Netflix, which is transforming from a by-mail DVD company to a subscription streaming video specialist, noted that it will continue to invest aggressively in streaming because it makes its subscription packages more attractive and offsets slower growth on disc shipments.
Streaming is also enabling Netflix to go after two growth opportunities: making more TV shows available for streaming; and striking more exclusive content deals. "We see TV shows as equally important to our franchise as movies," Hastings said.
Netflix has already made some progress with exclusive content via a streaming deal with Relativity Media, a move that puts pressure on cable operators and premium channels such as HBO and Showtime. (See Netflix Takes on Movie Channels.)

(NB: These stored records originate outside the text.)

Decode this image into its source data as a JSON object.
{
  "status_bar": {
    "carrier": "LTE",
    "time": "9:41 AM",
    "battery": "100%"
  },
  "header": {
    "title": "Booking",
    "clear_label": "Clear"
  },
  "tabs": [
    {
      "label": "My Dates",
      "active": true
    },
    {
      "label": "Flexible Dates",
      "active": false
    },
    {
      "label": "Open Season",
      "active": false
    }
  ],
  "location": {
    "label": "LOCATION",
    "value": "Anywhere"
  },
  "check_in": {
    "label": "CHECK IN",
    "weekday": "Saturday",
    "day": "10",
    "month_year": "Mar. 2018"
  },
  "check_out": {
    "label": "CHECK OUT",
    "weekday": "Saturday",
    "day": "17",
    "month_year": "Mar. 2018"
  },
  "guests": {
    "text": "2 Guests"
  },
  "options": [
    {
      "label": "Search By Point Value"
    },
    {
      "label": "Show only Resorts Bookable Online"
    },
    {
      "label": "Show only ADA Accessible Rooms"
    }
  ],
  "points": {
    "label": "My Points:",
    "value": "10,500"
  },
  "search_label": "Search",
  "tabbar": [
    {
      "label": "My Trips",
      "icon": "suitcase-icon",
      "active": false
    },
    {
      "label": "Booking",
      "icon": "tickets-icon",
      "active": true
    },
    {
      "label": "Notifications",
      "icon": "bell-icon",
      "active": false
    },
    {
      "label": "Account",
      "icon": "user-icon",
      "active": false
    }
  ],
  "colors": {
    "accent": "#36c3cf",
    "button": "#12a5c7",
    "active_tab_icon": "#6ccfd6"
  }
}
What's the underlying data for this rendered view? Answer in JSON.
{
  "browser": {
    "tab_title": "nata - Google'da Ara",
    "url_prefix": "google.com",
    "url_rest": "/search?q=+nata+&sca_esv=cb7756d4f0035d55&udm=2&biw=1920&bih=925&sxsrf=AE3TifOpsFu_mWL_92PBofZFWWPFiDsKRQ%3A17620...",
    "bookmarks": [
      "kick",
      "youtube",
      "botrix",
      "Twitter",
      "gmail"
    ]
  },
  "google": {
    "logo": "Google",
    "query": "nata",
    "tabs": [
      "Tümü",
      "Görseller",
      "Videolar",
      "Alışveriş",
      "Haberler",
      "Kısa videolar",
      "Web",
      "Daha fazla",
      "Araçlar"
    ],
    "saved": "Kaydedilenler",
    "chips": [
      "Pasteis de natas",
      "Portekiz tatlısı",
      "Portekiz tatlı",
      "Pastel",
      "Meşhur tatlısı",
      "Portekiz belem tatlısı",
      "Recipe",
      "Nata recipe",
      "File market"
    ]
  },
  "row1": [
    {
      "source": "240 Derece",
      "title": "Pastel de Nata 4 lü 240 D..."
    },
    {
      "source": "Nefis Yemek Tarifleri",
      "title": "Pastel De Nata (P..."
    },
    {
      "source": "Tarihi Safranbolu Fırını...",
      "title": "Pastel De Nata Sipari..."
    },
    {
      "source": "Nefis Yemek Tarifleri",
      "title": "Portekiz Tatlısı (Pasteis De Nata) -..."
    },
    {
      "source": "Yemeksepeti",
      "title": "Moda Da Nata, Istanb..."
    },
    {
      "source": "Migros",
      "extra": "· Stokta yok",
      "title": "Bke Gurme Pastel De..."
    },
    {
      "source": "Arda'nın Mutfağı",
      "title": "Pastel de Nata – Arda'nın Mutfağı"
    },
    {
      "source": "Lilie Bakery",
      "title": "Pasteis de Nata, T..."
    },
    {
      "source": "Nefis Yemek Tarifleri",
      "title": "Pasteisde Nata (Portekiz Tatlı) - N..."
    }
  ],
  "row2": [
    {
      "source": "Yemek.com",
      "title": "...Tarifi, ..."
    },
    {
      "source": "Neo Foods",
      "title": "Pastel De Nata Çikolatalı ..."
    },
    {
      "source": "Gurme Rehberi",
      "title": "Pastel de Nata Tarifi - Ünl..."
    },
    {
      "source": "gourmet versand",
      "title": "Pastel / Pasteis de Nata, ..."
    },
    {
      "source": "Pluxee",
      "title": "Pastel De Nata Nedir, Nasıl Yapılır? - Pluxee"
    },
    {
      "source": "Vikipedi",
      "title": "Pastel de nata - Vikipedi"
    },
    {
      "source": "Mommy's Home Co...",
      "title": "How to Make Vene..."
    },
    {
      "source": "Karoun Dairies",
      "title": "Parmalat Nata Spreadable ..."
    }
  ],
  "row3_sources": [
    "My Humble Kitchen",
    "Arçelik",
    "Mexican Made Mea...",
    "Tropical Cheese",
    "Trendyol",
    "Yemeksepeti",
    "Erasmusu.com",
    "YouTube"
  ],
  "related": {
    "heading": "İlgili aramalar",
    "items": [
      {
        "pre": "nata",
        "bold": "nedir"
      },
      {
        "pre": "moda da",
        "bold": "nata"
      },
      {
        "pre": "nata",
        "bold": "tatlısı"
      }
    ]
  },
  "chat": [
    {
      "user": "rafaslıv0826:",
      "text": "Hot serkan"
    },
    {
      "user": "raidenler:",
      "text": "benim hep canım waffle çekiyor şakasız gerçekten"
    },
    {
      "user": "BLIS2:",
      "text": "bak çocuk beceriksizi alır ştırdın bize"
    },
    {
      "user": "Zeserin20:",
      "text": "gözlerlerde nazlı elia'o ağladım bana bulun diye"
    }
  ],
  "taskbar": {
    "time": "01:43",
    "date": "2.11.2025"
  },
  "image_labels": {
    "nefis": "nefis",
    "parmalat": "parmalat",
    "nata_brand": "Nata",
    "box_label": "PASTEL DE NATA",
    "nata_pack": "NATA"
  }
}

And Netflix is looking to add more partners. It already has a deal with Starz Entertainment LLC , but is "definitely interested in licensing from HBO, from FX, from Showtime," Hastings said. However, Netflix isn't looking to source all their latest content and compete with those companies' subscription-based premium services. (See Netflix Bypasses Studios With Starz Deal.)
"We focus on the prior season and [on] generating incremental viewing... and you will see us continue to expand on that in the company years," the Netflix chief said, noting later that the "profit opportunity" shrinks with the hottest, new content because Netflix would end up paying a lofty premium to the content owner to get the rights.
But he also acknowledged that access to exclusive, and more, TV content will boost streaming content expenses. Netflix, though, hopes to recoup that investment through incremental subscriber growth.
On the financial front, Netflix ended the second quarter with 15 million subscribers, up 42 percent year-on-year, and 7 percent ahead of the previous quarter. Revenues were $519.8 million, up 27 percent, with GAAP net income of $43.5 million (80 cents per diluted share), versus $32.4 million (54 cents per share).
The quarter also saw a rise in streaming use. Netflix said the percentage of subscribers that tuned into its Watch Instantly service for more than 15 minutes of a TV episode or a movie in the quarter was 61 percent, compared to 37 percent a year ago, and 55 percent in the first quarter of 2010.